UNDER EMBARGO UNTIL 15 AUGUST, 00.01 BST
Top 20 high-cost oil projects risk wasting $91 bln of investor cash
London, August 15, 2014 – The Carbon Tracker Initiative (CTI) today revealed some of the world’s most expensive future oil projects, which the biggest publicly listed oil companies are considering for development. Some of these projects require prices far exceeding today’s levels, and risk wasting $91 billion of investor cash over the next decade if taken into production. The projects are suggested as prime candidates for cancellation.
Following CTI’s carbon cost curve study published in May, institutional investors have been asking for more details and economic justification for projects that require high oil prices to succeed.
Today’s CTI research goes one step further than the May analysis, ranking oil majors according to their capex exposure to undeveloped, high cost projects, and revealing the highest risk projects.

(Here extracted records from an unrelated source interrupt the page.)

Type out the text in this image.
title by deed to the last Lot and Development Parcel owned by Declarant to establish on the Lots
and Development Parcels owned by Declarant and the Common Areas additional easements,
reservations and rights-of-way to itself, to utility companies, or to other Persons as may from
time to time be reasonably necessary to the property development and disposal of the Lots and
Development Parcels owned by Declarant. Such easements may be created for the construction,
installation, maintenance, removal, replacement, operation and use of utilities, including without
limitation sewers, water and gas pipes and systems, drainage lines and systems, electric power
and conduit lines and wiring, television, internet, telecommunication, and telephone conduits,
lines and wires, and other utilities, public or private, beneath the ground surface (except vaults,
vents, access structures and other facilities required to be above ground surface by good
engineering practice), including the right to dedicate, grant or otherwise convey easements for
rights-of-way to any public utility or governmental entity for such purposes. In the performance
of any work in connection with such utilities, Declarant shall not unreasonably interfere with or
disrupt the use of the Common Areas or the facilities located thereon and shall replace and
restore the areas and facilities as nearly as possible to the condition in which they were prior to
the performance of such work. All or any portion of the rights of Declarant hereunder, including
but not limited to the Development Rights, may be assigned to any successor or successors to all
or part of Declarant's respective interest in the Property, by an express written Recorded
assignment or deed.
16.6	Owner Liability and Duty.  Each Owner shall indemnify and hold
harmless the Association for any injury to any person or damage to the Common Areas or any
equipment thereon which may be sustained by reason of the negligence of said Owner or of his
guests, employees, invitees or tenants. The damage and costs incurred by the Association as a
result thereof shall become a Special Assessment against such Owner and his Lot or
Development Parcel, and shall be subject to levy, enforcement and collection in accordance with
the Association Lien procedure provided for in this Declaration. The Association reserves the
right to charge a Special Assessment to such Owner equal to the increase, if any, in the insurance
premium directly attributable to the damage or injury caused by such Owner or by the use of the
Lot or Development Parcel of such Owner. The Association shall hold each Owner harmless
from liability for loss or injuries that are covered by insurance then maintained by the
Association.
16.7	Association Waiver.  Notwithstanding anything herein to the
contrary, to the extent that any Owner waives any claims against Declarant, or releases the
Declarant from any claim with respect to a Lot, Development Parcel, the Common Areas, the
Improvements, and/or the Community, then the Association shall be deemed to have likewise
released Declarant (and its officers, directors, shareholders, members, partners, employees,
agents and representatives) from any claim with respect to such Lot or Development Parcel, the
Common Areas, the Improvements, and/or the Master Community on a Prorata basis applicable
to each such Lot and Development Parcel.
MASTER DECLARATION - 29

To create shareholder value, oil majors need to reduce exposure to exploration projects requiring the highest oil prices, rather than solely pursue production volume. To help investors, CTI lists the top 20 undeveloped high-cost oil projects, by size. They are primarily a mix of Alberta oil sands and deep water projects in the Atlantic, representing $91 billion of capital (over the period 2014-25), which could be returned to shareholders rather than have oil firms gamble it away.
All the fields require at least $95 a barrel for sanction, and some need prices in excess of$150 per barrel. The global Brent oil benchmark has ranged between $99 bbl and $114 bbl over the past 12 months.